Letang’s shooting percentage (8.0) is the third-highest of his career. That tells us this isn’t necessarily a freak thing. It might actually be somewhat sustainable.
Five-on-five, Letang’s individual shot attempts per 60 minutes is at a career-best level (14.03). Ditto for his five-on-five shots on goal per 60 (8.03).
“It’s pretty balanced across the board for me throughout the year,” said Letang, who has three goals, 12 points and 37 shots on goal over his past 12 games. “I had a great start, also. There’s nothing special. Just try and play my game and work that way.”
No matter how you slice it, traditional or advanced, Letang’s willingness to shoot the puck has been blindingly obvious. He’s more confident, and his offensive talent has been hard to miss.
Take Thursday, for example. On Letang’s first goal, he executed a terrific passing play with Derick Brassard. Credit Brassard with finding Letang, but, when Letang has had an open lane, there’s been zero hesitation when it comes to drilling one.

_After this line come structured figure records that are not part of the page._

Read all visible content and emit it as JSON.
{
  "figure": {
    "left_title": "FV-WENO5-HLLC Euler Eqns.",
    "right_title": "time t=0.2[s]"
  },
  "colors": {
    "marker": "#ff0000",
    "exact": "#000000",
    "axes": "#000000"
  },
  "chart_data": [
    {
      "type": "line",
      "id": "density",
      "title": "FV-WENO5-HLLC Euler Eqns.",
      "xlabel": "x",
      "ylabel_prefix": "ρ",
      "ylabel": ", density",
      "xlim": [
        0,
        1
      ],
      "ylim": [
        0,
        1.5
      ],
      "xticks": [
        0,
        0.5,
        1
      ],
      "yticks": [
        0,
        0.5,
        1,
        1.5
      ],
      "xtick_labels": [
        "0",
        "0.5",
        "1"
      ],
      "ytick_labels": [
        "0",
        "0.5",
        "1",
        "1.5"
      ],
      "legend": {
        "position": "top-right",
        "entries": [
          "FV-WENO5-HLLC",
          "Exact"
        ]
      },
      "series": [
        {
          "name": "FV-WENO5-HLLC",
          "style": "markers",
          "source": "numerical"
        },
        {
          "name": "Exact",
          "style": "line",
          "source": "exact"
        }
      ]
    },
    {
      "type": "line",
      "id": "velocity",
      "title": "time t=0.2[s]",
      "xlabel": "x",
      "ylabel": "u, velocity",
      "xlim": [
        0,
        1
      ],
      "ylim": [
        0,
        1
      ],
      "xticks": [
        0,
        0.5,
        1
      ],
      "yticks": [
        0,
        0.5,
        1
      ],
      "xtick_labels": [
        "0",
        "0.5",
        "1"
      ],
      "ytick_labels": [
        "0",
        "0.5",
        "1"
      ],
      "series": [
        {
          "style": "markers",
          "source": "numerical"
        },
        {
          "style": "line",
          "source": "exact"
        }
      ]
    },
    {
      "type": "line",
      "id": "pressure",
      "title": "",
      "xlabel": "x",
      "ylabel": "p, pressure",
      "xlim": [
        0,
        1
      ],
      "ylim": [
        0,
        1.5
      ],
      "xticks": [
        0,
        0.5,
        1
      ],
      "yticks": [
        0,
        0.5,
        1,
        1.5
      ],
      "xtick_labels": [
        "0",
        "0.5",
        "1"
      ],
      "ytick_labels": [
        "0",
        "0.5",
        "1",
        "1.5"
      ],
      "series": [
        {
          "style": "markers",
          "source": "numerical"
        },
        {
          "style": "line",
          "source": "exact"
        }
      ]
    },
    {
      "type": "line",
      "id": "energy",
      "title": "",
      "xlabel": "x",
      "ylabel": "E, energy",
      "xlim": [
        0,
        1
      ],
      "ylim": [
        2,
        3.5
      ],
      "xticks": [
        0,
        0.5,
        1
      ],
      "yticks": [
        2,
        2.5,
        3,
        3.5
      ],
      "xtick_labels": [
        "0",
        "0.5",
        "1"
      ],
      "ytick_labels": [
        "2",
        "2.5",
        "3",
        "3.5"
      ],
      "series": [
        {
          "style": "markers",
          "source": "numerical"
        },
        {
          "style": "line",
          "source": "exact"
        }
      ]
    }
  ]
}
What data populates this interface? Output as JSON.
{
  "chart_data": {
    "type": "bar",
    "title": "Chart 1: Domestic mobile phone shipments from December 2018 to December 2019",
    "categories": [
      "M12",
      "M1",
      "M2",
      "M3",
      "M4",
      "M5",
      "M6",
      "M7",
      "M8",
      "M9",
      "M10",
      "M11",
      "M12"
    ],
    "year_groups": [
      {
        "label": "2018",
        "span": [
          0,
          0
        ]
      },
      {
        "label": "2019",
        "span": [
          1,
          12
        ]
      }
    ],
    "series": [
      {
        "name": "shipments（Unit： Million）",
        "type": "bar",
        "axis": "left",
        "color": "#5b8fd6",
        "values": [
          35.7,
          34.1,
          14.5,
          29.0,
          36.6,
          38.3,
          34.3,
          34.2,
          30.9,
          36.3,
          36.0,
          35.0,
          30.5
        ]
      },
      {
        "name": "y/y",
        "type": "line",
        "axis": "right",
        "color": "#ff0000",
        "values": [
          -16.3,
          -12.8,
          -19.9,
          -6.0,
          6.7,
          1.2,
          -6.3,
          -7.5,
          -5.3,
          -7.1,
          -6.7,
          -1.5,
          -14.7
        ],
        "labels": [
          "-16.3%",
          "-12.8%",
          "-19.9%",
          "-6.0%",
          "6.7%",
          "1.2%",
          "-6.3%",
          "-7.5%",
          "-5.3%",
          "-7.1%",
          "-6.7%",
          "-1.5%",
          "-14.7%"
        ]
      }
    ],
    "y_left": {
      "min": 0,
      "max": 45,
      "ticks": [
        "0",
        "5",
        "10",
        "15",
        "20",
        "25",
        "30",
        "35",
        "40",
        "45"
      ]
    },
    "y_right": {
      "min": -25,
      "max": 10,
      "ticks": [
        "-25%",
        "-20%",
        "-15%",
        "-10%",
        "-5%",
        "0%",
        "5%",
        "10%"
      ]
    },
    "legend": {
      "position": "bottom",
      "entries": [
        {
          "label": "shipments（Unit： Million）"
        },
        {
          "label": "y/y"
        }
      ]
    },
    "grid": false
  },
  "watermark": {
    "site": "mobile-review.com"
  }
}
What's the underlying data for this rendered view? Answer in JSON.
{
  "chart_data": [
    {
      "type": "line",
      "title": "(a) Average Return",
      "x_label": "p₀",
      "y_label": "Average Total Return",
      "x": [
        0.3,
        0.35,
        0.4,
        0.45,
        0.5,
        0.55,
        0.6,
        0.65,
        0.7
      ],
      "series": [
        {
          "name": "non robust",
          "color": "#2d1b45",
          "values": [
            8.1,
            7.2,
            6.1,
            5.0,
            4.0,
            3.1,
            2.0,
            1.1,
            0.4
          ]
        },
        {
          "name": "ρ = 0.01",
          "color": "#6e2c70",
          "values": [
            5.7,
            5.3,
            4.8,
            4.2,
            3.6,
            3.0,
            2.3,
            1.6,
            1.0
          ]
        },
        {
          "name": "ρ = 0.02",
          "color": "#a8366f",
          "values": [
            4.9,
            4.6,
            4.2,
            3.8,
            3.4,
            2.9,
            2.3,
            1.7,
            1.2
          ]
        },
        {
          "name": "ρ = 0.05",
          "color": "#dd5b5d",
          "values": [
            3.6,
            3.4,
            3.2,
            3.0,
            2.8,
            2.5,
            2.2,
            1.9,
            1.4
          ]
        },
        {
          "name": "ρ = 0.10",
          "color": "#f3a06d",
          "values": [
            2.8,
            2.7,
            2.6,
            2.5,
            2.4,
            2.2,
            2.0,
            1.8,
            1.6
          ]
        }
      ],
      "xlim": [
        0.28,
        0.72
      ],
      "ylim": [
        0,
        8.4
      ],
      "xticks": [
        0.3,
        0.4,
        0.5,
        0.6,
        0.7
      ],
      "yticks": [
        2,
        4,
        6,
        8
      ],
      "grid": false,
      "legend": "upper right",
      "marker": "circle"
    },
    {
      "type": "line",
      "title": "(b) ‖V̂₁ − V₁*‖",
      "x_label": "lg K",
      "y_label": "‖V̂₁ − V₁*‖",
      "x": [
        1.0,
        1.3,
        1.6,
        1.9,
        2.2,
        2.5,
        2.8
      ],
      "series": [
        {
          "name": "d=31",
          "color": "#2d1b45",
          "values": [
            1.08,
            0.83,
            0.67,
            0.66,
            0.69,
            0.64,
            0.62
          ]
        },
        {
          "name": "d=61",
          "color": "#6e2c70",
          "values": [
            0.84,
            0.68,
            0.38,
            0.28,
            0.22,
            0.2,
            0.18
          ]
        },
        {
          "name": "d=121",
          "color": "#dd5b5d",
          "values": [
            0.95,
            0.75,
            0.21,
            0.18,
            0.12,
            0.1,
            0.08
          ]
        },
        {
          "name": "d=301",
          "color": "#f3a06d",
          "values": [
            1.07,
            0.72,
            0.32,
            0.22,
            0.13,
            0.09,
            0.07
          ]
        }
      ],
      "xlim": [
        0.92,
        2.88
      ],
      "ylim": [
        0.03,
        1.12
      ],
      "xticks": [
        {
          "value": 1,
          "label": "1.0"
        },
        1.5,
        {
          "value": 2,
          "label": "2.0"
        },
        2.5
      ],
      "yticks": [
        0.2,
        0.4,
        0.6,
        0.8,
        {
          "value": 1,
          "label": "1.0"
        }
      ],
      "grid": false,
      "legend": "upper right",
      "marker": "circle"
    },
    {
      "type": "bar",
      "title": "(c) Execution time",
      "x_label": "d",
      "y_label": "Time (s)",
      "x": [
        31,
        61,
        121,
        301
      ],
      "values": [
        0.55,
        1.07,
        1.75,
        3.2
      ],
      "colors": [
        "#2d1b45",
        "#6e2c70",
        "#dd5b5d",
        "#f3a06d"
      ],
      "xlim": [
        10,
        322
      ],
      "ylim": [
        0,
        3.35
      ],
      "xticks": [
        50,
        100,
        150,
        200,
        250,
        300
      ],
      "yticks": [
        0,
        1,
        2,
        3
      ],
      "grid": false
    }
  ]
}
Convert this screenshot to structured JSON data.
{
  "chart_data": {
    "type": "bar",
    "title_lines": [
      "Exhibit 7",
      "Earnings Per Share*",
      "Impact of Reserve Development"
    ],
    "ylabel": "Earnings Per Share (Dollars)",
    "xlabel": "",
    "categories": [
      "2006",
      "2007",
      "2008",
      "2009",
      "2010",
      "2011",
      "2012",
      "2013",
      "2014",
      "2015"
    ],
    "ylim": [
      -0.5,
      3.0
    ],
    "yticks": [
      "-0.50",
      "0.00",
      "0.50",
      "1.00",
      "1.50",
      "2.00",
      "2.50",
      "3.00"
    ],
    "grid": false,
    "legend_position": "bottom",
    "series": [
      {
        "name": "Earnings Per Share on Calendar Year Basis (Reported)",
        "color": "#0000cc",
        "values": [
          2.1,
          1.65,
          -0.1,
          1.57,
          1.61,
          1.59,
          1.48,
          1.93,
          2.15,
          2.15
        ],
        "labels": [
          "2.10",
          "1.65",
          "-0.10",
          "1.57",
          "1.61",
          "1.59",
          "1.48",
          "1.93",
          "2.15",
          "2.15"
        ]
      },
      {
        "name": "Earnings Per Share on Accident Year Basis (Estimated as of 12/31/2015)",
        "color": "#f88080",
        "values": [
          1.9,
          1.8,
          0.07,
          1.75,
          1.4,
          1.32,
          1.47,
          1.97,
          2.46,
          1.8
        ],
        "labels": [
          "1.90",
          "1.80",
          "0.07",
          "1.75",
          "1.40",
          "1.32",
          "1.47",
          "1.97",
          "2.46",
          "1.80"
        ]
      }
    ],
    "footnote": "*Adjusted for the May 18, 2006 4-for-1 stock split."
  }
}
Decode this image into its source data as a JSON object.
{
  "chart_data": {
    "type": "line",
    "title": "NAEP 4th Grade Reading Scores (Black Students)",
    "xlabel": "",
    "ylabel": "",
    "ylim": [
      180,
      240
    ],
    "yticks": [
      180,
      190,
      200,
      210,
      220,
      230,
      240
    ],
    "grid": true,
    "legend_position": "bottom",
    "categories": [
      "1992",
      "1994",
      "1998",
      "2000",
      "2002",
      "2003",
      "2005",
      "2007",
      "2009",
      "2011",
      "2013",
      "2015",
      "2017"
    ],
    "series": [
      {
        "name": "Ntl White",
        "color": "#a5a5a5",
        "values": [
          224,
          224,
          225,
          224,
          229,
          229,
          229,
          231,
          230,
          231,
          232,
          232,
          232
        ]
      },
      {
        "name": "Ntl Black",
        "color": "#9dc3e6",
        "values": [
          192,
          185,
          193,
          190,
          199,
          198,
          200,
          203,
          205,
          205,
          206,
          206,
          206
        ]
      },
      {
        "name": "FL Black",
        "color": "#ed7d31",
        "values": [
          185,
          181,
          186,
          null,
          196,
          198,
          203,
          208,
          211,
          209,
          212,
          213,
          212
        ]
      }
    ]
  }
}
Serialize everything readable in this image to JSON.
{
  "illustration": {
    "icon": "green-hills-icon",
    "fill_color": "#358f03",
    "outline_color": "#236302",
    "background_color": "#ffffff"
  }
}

The same for his shot from 55 feet that seemed to have a little bit of English on it. Goalie Thomas Greiss certainly couldn’t find it.
Letang isn’t hesitating, isn’t thinking about finding his teammates, isn’t thinking about getting creamed, Instead, he’s figuring out places to put the puck and ways to beat goalies.
“First couple of times, I had lanes to shoot,” Letang said of his performance Thursday. “I can’t force it too much. Sometimes it’s going to be there, sometimes it’s not. I just have to take what they give me.”
That Letang is getting anything right now is fairly surprising.
Earlier this week, Bovada released its latest Norris Trophy odds, and only San Jose’s Brent Burns, John Carlson in Washington and Los Angeles’ Drew Doughty were above Letang.
While Letang’s current pace is probably unsustainable — those 22 goals and 75 points would have led all defensemen last year — Letang’s shoot-first mindset is not.
And on a team that’s hugely capable of scoring goals in bunches, where this goes for Letang should be plenty interesting.
“Tanger really assesses his own game,” Penguins coach Mike Sullivan said. “He’s a student of the game himself. We’re certainly trying to offer our players any insights that we see.
“We’ve tried to encourage our whole team to shoot the puck more. As a group, we tend to look for the next play a lot. Part of that is the types of players that we have. We have a lot of skilled guys, but sometimes the best play is to just put the puck on the net.
“I think Tanger is doing a better job of that, and some of them have gone in.”
Alexander Wennberg, left, of the Columbus Blue Jackets shoots as Kris Letang, center, eyes the rebound on Nov. 24 at PPG Paints Arena. Letang is on pace for a career-high 271 shots on goal this season, complementing his typical staunch defending.